Climate Change and the Environment
End of Life
Automobiles are one of the most highly recycled consumer products in the world. All vehicles contain parts and materials – particularly iron, steel and aluminum – that can be recovered at the end of their useful lives. In North America, about 95 percent of vehicles that go out of registration are processed by a dismantler or scrap metal recycling facility, with approximately 86 percent of the vehicle by weight recovered for reuse, remanufacturing or recycling.
In theory, end-of-life vehicles are nearly 100 percent recoverable. In practice, however, the cost in energy and labor to recover the final fractions often exceeds the value of the materials, and recent independently reviewed environmental studies suggest that such efforts offer no value to the environment. Ford focuses on achieving the highest economically viable and environmentally sound recovery percentage through a number of means, including selection of materials, labeling and providing information to dismantlers on materials and methods for treatment.
In the EU, automakers are required by EU Directive 2000/53/EC to ensure a cost-free take-back of vehicles (that they put on the market) at the end of their lives. This directive also requires that end-of-life vehicles (ELVs) are treated in an environmentally responsible manner. Since 2002, Ford has been at the forefront of providing return networks in the EU member states that have established regulations. Ford now has ELV take-back and recycling networks for Ford brand vehicles in 18 EU markets and participates in collective ELV recycling systems in another 10. Ford was the first major manufacturer in the U.K. to put in place a comprehensive plan that met the European Commission’s ELV directive. By working with Cartakeback.com, Ltd., we have a network of nearly 250 facilities providing unrivalled convenience to the last owner for the professional take-back, receipt and treatment of end-of-life vehicles.
In May 2007, Ford became one of the first European automakers to be certified in compliance with ELV requirements by demonstrating to external authorities that the Ford processes properly manage the reusability, recyclability and recoverability aspects of vehicles. In 2010, this certification was extended by another three years and now comprises all of Ford Motor Company operations globally. All Ford vehicles marketed in Europe are now certified as reaching recyclability of 85 percent and recoverability of 95 percent. An increasing number of vehicle models produced and designed in the U.S. are also following this approach. For example, 11 U.S. models exported to South Korea are providing self-certification documents meeting the 85–95 percent recyclability requirement.

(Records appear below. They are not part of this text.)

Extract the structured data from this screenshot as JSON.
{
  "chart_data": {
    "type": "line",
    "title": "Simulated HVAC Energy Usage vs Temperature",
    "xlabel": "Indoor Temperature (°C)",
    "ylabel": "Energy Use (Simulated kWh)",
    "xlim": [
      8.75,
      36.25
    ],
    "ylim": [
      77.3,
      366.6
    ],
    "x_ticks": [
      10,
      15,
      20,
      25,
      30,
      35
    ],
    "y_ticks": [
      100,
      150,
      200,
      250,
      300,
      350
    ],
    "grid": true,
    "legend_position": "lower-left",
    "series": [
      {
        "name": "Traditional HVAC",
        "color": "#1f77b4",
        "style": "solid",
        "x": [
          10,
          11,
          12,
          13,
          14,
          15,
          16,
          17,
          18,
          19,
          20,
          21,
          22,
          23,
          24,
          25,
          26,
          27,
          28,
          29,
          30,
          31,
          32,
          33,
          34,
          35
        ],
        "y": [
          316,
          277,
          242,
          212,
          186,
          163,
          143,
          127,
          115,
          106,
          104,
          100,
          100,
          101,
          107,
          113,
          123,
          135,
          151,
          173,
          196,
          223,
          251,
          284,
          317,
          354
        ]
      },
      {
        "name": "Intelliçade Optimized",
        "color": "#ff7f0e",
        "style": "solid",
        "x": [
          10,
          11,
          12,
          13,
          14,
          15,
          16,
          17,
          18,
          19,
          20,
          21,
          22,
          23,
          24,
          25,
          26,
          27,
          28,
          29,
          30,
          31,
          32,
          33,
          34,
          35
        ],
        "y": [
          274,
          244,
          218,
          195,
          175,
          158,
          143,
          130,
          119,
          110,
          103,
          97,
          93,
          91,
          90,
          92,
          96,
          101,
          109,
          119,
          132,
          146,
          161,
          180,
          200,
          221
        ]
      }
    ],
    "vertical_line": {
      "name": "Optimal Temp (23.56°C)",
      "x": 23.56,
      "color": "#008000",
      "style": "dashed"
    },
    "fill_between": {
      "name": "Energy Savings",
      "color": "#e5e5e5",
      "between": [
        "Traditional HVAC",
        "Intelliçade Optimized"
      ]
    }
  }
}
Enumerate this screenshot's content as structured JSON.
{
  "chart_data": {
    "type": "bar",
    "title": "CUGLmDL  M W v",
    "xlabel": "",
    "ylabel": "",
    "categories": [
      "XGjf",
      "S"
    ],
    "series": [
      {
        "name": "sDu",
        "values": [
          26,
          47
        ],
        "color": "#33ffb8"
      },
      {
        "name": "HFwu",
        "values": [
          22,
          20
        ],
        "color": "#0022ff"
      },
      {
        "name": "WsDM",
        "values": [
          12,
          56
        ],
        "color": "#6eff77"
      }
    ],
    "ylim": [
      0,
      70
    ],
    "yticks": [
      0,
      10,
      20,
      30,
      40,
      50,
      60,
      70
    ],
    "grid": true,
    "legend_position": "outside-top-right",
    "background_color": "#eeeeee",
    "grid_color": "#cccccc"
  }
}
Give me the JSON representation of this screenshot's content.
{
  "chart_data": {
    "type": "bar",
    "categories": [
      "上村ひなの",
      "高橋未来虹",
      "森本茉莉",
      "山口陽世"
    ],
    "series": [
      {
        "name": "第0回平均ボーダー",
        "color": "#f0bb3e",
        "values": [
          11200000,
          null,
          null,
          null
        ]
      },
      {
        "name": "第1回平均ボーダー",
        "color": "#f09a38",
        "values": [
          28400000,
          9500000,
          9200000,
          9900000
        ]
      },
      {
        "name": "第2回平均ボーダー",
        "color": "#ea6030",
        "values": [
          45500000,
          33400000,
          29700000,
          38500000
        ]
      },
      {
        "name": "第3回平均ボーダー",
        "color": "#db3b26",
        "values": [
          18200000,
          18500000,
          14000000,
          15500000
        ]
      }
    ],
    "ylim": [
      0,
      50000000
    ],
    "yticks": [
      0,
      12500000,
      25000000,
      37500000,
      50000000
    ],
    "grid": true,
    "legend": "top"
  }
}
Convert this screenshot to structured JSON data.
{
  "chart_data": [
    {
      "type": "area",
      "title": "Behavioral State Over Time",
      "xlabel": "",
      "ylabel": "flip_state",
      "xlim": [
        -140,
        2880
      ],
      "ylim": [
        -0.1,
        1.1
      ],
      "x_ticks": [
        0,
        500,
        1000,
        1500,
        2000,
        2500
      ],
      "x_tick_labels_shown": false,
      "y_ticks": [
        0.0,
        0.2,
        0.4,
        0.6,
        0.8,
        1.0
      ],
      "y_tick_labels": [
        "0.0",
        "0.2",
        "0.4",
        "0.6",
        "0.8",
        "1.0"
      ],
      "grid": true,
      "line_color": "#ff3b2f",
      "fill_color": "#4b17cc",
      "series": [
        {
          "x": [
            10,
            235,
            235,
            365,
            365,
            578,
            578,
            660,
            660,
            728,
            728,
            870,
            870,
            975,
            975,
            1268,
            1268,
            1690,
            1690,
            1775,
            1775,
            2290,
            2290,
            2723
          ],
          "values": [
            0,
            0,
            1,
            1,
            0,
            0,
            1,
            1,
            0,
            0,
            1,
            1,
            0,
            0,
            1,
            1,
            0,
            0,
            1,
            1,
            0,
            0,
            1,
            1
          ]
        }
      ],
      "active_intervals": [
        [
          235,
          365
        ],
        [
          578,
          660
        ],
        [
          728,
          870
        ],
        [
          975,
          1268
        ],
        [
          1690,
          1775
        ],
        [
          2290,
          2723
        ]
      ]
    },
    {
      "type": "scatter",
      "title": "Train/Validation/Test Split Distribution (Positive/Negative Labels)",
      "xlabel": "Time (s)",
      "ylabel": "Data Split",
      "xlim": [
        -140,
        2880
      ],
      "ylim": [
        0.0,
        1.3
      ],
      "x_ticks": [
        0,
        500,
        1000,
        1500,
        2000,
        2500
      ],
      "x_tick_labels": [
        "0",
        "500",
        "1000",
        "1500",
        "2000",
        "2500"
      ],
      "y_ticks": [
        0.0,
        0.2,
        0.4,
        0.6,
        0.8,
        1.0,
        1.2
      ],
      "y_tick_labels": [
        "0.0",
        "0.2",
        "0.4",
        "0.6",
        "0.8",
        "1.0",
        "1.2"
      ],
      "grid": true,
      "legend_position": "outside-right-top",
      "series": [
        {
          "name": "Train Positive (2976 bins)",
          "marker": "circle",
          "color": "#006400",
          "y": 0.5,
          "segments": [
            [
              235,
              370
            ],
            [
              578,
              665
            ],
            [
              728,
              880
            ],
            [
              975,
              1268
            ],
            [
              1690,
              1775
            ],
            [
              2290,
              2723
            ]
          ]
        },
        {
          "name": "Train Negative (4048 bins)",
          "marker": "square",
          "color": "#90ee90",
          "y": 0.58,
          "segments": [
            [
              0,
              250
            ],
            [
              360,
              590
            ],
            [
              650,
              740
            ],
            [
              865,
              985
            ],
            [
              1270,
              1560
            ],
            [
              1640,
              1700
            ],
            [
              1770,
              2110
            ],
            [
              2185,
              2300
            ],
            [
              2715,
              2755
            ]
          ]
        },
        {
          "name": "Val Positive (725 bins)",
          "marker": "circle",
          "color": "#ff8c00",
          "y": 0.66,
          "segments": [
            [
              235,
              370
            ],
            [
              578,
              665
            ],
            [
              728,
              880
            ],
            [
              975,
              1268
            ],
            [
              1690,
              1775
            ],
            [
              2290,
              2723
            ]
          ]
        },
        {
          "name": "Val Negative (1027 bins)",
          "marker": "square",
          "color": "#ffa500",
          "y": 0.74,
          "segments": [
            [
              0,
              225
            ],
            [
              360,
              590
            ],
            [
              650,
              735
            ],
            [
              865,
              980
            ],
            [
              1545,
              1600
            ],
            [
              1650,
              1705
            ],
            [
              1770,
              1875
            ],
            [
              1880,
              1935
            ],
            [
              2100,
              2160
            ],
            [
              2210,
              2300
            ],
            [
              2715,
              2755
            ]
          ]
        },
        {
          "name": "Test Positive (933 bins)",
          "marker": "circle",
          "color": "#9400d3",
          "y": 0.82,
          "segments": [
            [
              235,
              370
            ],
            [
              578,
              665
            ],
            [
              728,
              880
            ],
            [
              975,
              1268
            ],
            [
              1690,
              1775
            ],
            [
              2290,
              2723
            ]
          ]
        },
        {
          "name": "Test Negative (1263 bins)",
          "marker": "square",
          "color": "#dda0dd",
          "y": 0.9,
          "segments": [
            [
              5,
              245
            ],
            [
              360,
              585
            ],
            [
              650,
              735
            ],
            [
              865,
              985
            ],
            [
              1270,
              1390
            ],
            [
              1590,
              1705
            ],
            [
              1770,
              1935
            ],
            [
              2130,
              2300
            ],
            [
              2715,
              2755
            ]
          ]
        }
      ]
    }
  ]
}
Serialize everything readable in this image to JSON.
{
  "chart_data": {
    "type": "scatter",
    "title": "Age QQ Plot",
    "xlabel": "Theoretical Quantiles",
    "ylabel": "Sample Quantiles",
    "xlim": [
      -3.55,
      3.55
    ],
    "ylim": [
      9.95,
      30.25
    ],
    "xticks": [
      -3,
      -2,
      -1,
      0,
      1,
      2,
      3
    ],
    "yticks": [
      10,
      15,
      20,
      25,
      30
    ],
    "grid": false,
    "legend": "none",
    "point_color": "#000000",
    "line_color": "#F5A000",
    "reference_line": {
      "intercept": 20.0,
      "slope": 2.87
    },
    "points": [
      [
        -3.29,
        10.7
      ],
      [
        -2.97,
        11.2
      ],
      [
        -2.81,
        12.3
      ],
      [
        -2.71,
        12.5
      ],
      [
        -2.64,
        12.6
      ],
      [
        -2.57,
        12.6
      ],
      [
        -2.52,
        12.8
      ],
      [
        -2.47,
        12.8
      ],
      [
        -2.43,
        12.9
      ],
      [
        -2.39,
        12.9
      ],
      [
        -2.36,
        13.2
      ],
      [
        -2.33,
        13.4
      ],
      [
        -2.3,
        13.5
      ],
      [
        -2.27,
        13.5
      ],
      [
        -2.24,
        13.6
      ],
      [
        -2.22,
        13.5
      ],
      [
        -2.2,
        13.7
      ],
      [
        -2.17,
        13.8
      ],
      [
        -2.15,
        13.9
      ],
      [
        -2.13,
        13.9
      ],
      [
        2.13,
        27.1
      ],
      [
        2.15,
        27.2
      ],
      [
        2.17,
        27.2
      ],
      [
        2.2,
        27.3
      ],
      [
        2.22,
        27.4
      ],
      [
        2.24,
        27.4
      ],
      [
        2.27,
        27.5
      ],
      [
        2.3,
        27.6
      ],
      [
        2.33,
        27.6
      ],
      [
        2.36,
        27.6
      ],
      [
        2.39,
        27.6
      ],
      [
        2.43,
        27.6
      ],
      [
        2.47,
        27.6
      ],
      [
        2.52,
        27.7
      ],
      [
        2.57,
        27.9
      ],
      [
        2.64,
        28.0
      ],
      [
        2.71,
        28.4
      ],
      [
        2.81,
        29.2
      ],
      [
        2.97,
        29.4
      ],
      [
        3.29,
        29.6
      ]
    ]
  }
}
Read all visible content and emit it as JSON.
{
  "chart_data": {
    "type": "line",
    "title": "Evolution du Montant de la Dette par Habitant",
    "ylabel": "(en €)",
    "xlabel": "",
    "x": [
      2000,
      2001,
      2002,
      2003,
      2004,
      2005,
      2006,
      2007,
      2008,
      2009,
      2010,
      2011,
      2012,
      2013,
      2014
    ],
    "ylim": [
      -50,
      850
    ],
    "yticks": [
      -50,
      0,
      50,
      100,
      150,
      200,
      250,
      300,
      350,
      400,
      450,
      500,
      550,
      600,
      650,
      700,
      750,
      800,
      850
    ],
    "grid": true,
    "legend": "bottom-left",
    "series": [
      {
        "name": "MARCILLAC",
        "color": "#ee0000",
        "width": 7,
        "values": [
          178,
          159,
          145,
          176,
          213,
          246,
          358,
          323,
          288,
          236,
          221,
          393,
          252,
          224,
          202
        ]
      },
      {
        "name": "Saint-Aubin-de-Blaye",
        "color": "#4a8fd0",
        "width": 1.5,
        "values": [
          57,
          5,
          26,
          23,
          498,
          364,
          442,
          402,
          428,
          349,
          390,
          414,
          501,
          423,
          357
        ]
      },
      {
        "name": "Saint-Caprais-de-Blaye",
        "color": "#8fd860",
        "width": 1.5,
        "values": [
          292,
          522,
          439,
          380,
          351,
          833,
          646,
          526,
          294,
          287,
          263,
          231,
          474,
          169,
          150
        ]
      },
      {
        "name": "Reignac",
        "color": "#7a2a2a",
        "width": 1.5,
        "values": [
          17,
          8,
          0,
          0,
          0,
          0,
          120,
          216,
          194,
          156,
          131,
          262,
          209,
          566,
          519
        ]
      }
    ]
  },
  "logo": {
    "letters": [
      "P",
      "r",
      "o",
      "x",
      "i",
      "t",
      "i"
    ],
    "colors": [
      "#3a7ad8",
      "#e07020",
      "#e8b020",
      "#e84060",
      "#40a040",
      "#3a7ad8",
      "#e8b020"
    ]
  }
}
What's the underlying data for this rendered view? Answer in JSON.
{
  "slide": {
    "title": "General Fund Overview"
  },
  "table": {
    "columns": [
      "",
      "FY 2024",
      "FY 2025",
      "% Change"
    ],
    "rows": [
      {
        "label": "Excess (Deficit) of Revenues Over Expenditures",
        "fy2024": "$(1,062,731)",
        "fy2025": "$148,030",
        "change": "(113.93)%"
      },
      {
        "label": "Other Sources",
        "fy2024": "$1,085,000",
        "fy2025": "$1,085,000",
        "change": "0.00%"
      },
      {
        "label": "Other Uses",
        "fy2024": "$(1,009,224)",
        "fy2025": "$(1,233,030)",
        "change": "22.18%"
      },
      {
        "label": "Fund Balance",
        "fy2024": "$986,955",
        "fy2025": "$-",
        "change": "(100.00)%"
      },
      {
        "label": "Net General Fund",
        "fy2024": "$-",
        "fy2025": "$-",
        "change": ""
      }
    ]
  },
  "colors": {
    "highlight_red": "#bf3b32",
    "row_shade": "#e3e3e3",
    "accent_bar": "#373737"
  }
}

Ford has participated in research into alternative treatments for end-of-life vehicles. Most of the plastic, foam and other nonmetal vehicle materials end up being shredded. Most of this “auto shredder residue” (ASR) ends up going to landfill. We have been working to assess the environmental impacts of burning ASR for energy. Together with other European automotive manufacturers, we sponsored a fully ISO 14040-compliant lifecycle assessment that showed that – from a purely environmental point of view – using recycled ASR for energy recovery is as beneficial as recycling it.